Una parte delle persone colpite dal Covid riferisce una sofferenza che non finisce con la fine della positività ma che anzi può lasciare croniche conseguenze.
Dispnea, affaticamento cronico, senso di oppressione, dolori al petto, vertigini, senso di svenimento, difficoltà di concentrazione, lentezza cognitiva, i sintomi più evidenti.
In base alla “Scheda degli infortuno da Covid” pubblicata dall’Inail, i tecnici della salute sono la categoria più coinvolta da contagi con il 37,3% delle denunce, l’82,6% delle quali relative a infermieri. Seguono gli operatori sociosanitari con il 18,1%, i medici con l’8,5%, gli operatori socioassistenziali e il personale non qualificato nei servizi sanitari. Il restante personale coinvolto riguarda impiegati amministrativi, addetti ai servizi di pulizia, conduttori di veicoli, impiegati addetti al controllo di documenti e allo smistamento e recapito della posta, addetti ai servizi di sicurezza, vigilanza e custodia e docenti, soprattutto di scuola primaria.
Diversi autori nella letteratura scientifica hanno riferito che le donne sono a più alto rischio di sintomi persistenti e coinvolgimento psicologico, portando a postulare un potenziale ruolo di fattori ormonali nella patogenesi di questa condizione.
L’ospedale Papa Giovanni XXIII di Bergamo, ha pubblicato lo studio clinico “Surviving Covid-19 in Bergamo Province: a post-acute outpatient re-evaluation” sulla presa in carico e cura di 767 persone che al 31 luglio avevano completato la valutazione post-dimissione per Covid. Ben 394 (51,4%) pazienti hanno riferito di essere ancora sintomatici al momento della valutazione. Affaticamento, dispnea da sforzo e palpitazioni i principali sintomi riferiti. Sono ben 341 i pazienti (44,1%) che lamentano ancora affaticamento, di cui 145 quelli affaticamento di grado moderato o grave. Le donne sono più sintomatiche e sofferenti degli uomini e riferiscono stanchezza con una frequenza doppia rispetto agli uomini. La dispnea auto-segnalata è presente in 228 pazienti (29,8%), di cui 52 con dispnea moderata o grave. Le prove di funzionalità respiratoria sono risultate patologiche nel 19% dei casi. 121 pazienti (16%) hanno perso indipendenza, anche se solo 6 di loro sono diventati moderatamente-gravemente dipendenti dagli altri. 13 pazienti (1,8%) non riescono ancora a svolgere le normali attività e lavorare e 186 pazienti (24,2%) prendono ancora i farmaci introdotti durante il ricovero, con gli anticoagulanti tra i farmaci più frequenti. 379 pazienti (49,4%) sono stati indirizzati a percorsi specialistici di cura nelle seguenti specialità: medicina respiratoria (281 pazienti; 36,6%), cardiologia (63; 8,2%), medicina fisica e riabilitazione (62; 8%) e neurologia (52; 6,8%). 222 pazienti (30,5%) convivono ancora con sentimenti traumatici correlati a Covid e la quasi totalità (679 – 95,5%) trova il modo di reagire in modo adeguato all’accaduto.

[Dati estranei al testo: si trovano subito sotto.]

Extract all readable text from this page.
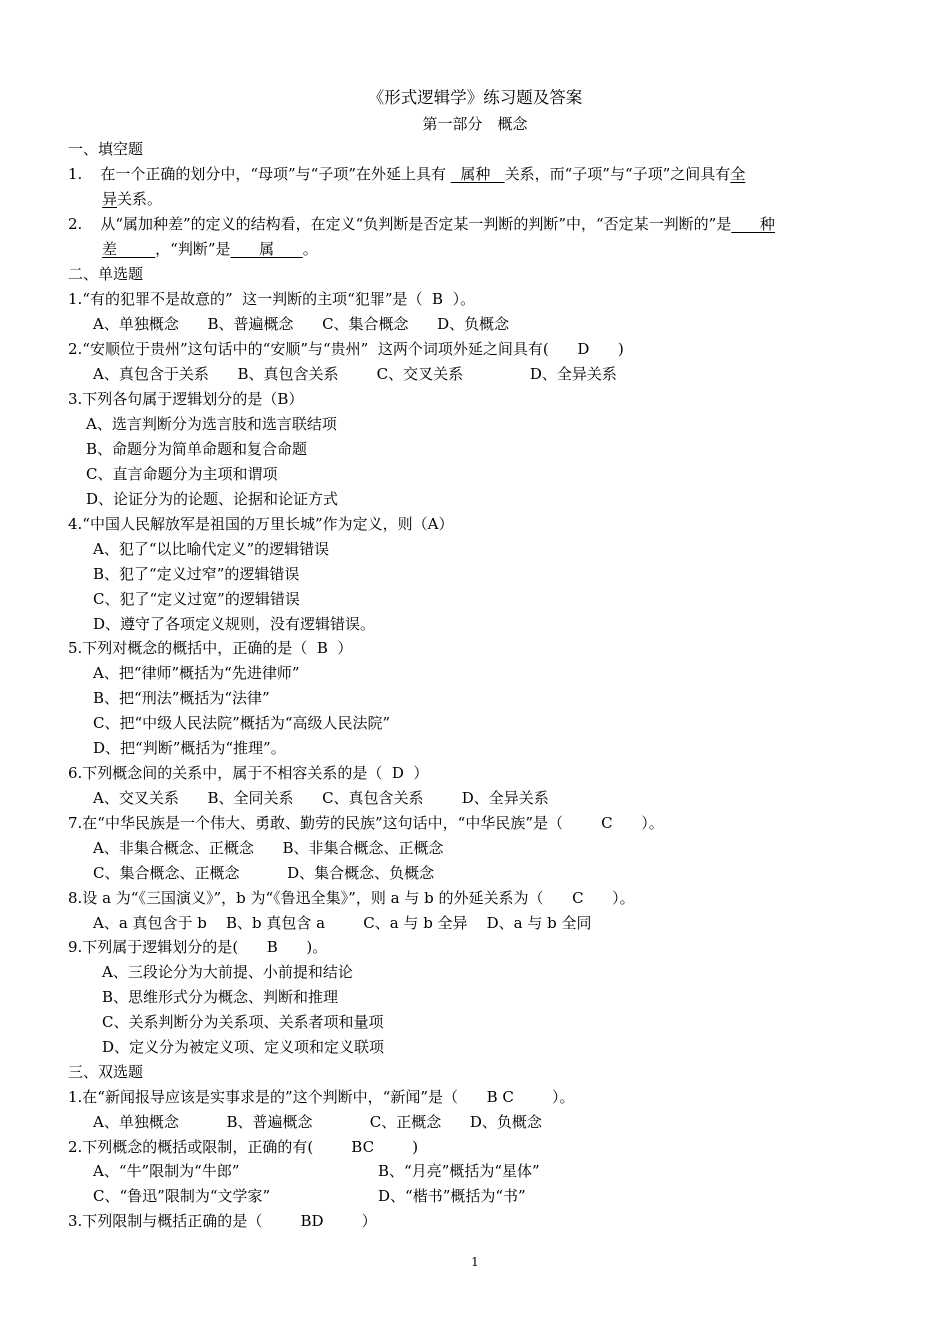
《形式逻辑学》练习题及答案
第一部分　概念
一、填空题
1. 在一个正确的划分中，“母项”与“子项”在外延上具有   属种   关系，而“子项”与“子项”之间具有全
异关系。
2. 从“属加种差”的定义的结构看，在定义“负判断是否定某一判断的判断”中，“否定某一判断的”是      种
差        ，“判断”是      属      。
二、单选题
1.“有的犯罪不是故意的”  这一判断的主项“犯罪”是（  B  ）。
A、单独概念      B、普遍概念      C、集合概念      D、负概念
2.“安顺位于贵州”这句话中的“安顺”与“贵州”  这两个词项外延之间具有(      D      )
A、真包含于关系      B、真包含关系        C、交叉关系              D、全异关系
3.下列各句属于逻辑划分的是（B）
A、选言判断分为选言肢和选言联结项
B、命题分为简单命题和复合命题
C、直言命题分为主项和谓项
D、论证分为的论题、论据和论证方式
4.“中国人民解放军是祖国的万里长城”作为定义，则（A）
A、犯了“以比喻代定义”的逻辑错误
B、犯了“定义过窄”的逻辑错误
C、犯了“定义过宽”的逻辑错误
D、遵守了各项定义规则，没有逻辑错误。
5.下列对概念的概括中，正确的是（  B  ）
A、把“律师”概括为“先进律师”
B、把“刑法”概括为“法律”
C、把“中级人民法院”概括为“高级人民法院”
D、把“判断”概括为“推理”。
6.下列概念间的关系中，属于不相容关系的是（  D  ）
A、交叉关系      B、全同关系      C、真包含关系        D、全异关系
7.在“中华民族是一个伟大、勇敢、勤劳的民族”这句话中，“中华民族”是（        C      ）。
A、非集合概念、正概念      B、非集合概念、正概念
C、集合概念、正概念          D、集合概念、负概念
8.设 a 为“《三国演义》”，b 为“《鲁迅全集》”，则 a 与 b 的外延关系为（      C      ）。
A、a 真包含于 b    B、b 真包含 a        C、a 与 b 全异    D、a 与 b 全同
9.下列属于逻辑划分的是(      B      )。
A、三段论分为大前提、小前提和结论
B、思维形式分为概念、判断和推理
C、关系判断分为关系项、关系者项和量项
D、定义分为被定义项、定义项和定义联项
三、双选题
1.在“新闻报导应该是实事求是的”这个判断中，“新闻”是（      B C        ）。
A、单独概念          B、普遍概念            C、正概念      D、负概念
2.下列概念的概括或限制，正确的有(        BC        )
A、“牛”限制为“牛郎”	B、“月亮”概括为“星体”
C、“鲁迅”限制为“文学家”	D、“楷书”概括为“书”
3.下列限制与概括正确的是（        BD        ）
1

Chi è stato in terapia intensiva può avere percorsi di riabilitazione di mesi ma la mancanza di forze però può riguardare anche i pazienti che hanno sviluppato la malattia in forma blanda. Ci sono persone che fanno fatica a tornare a lavorare o che a fine giornata sono esausti. Non riescono a concentrarsi o a dormire. Chi li tutela?
Sarebbe corretto ipotizzare una invalidità da Covid-19?